As you will have read in the pages of the Evening Express this week, it is 20 years since Aberdeen’s Paul Lawrie won the Open Championship at Carnoustie in 1999.
When Lawrie lifted the claret jug via a play-off following Frenchman Jean van de Velde’s infamous collapse on 18, he ended a relatively short 14-year wait for a Scottish win in golf’s most prestigious tournament.
Sandy Lyle’s victory at Royal St George’s in 1985 put a pin in a much-longer 65-year hoodoo.
Cool customer Lyle, now 61, had trailed Ireland’s Christy O’Connor Jun by four shots after the first round at the famous course in Sandwich, England.
However, after 36 holes, Lyle tied Australia’s David Graham for the lead. His relatively consistent rounds of 68 and 71 – two under and one over par respectively – contrasted O’Connor’s rounds of six under and then six over.
A three-over round on the Saturday saw Lyle drop off the pace again, though, leaving him two over, while Graham and German Bernhard Langer went into Sunday one under par.

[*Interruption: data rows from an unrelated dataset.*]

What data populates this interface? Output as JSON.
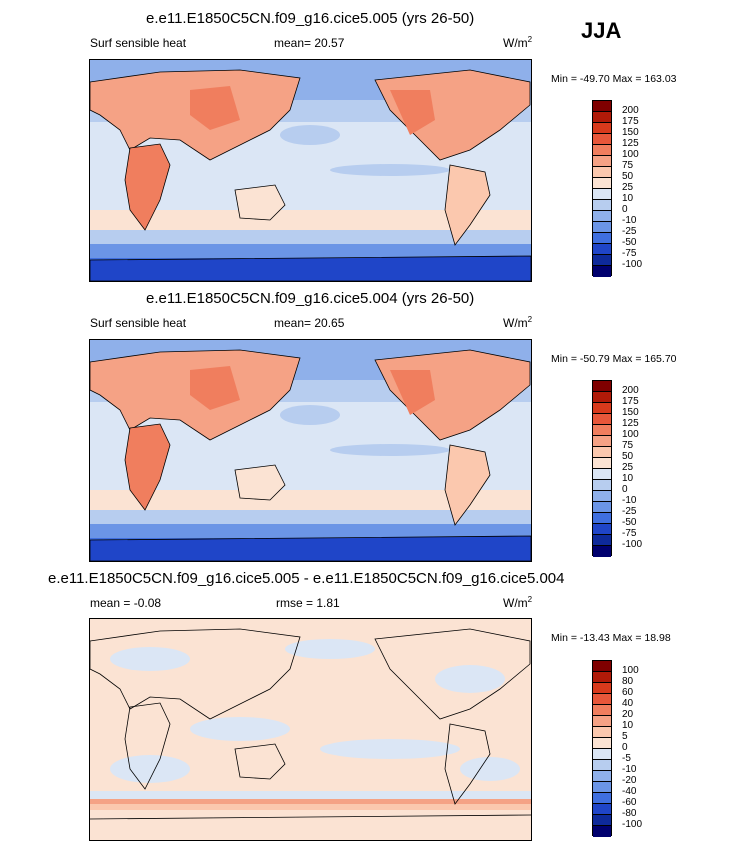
{
  "season": "JJA",
  "panels": [
    {
      "title": "e.e11.E1850C5CN.f09_g16.cice5.005 (yrs 26-50)",
      "left_label": "Surf sensible heat",
      "center_label": "mean=  20.57",
      "unit_base": "W/m",
      "unit_exp": "2",
      "minmax": "Min = -49.70 Max = 163.03",
      "colorbar_labels": [
        "200",
        "175",
        "150",
        "125",
        "100",
        "75",
        "50",
        "25",
        "10",
        "0",
        "-10",
        "-25",
        "-50",
        "-75",
        "-100"
      ]
    },
    {
      "title": "e.e11.E1850C5CN.f09_g16.cice5.004 (yrs 26-50)",
      "left_label": "Surf sensible heat",
      "center_label": "mean=  20.65",
      "unit_base": "W/m",
      "unit_exp": "2",
      "minmax": "Min = -50.79 Max = 165.70",
      "colorbar_labels": [
        "200",
        "175",
        "150",
        "125",
        "100",
        "75",
        "50",
        "25",
        "10",
        "0",
        "-10",
        "-25",
        "-50",
        "-75",
        "-100"
      ]
    },
    {
      "title": "e.e11.E1850C5CN.f09_g16.cice5.005 - e.e11.E1850C5CN.f09_g16.cice5.004",
      "left_label": "mean =  -0.08",
      "center_label": "rmse =  1.81",
      "unit_base": "W/m",
      "unit_exp": "2",
      "minmax": "Min = -13.43 Max =  18.98",
      "colorbar_labels": [
        "100",
        "80",
        "60",
        "40",
        "20",
        "10",
        "5",
        "0",
        "-5",
        "-10",
        "-20",
        "-40",
        "-60",
        "-80",
        "-100"
      ]
    }
  ],
  "colors": {
    "scale": [
      "#7f0000",
      "#b01a08",
      "#d93a1c",
      "#e8573a",
      "#f07e5e",
      "#f5a285",
      "#fbc8ae",
      "#fbe3d3",
      "#dbe6f5",
      "#b7cdef",
      "#8fb0ea",
      "#6b95e6",
      "#3f6fe0",
      "#1f45c8",
      "#0e2a9a",
      "#00006e"
    ]
  }
}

But on Sunday it was Lyle who held his nerve. He shot level par to finish two over as the two overnight leaders collapsed to five-over-par rounds.
Payne Stewart, of the United States, was second with a three-over-par total, while Graham, Langer, O’Connor, American Mark O’Meara and Spain’s Jose Rivero tied for third.
Legend Lyle would go on to become the first European to win the Players’ Championship and the first Brit to win the Masters.